Nikolai Korndorf (1947-2001) is one of those names that has haunted the corridors of contemporary music history, so to speak, for some decades. The late Alexander Ivashkin was a champion and is the moving spirit behind a 2012 Toccata Classics disc of the composer’s complete cello music, and there is an astonishing album including the string trio In Honour of Alfred Schnittke from the Goeyvaerts Trio (Challenge, 7/16), but a number of earlier discs are now far from easy to find.

This recording is, then, very welcome indeed. The title-track refers to the ‘folk’ art of Maud Lewis, whose work Korndorf encountered after moving to Canada. Written in 1998, its point of origin is Cape Breton, and, as Gregory Myers’s notes point out, the music somehow manages to bridge the gap between the composer’s native Russia and his adopted country. It’s obsessive music, certainly, but the label ‘minimalist’ here would be as erroneous as it is in the case of Pärt or Sumera. What it transmits, as do Maud Lewis’s paintings, is innocent joy, in crystalline orchestration and haunting melodic fragments.

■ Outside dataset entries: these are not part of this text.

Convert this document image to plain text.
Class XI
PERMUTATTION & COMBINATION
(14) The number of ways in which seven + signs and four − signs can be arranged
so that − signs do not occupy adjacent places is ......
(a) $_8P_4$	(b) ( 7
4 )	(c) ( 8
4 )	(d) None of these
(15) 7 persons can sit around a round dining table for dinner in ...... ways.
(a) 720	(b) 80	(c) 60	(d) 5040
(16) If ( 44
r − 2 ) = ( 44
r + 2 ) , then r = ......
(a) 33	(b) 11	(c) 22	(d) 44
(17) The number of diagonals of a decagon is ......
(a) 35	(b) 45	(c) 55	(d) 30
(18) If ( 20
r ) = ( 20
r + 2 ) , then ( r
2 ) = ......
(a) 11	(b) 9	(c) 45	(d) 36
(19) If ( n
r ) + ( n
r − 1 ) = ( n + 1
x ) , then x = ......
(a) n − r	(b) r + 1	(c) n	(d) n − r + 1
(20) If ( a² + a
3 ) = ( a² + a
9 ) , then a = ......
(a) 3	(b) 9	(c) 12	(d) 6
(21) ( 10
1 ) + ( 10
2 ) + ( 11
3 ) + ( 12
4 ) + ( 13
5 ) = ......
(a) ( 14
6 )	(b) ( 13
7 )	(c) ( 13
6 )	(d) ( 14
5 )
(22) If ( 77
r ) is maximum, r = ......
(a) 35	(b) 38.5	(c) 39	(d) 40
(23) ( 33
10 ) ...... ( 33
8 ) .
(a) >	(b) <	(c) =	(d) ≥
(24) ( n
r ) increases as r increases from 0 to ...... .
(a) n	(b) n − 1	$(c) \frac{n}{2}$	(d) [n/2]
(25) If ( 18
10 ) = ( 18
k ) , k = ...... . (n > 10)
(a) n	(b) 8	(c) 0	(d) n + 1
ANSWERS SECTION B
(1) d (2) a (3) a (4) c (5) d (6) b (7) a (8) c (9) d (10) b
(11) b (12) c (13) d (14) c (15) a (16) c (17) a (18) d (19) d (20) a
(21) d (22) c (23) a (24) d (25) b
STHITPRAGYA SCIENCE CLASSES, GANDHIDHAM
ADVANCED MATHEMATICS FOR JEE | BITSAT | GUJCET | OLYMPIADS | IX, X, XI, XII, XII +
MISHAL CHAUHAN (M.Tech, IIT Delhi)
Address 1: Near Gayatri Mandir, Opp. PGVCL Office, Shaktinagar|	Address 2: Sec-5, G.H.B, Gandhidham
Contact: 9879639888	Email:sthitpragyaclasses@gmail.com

Triptych for cello and piano is contemporary with The Smile but is quite different. It narrates, dramatically, a movement from darkness to light. It naturally also features on the Toccata disc, and perhaps Ivashkin is a shade wilder than Ariel Barnes. No matter – both versions are remarkable, exploring the full range of the work’s colour, and ideally one should have both. Lullaby (1984) may also initially sound like a classically minimalist composition but, as Myers points out, Korndorf constantly subverts this by his structural references to Russian bell-ringing.

Jocelyn Morlock’s dreamy half light, somnolent rains for piano duo (2006) is a tribute to Korndorf. I think he would have recognised himself in it. Sound is absolutely first-rate throughout, as these superb performances demand.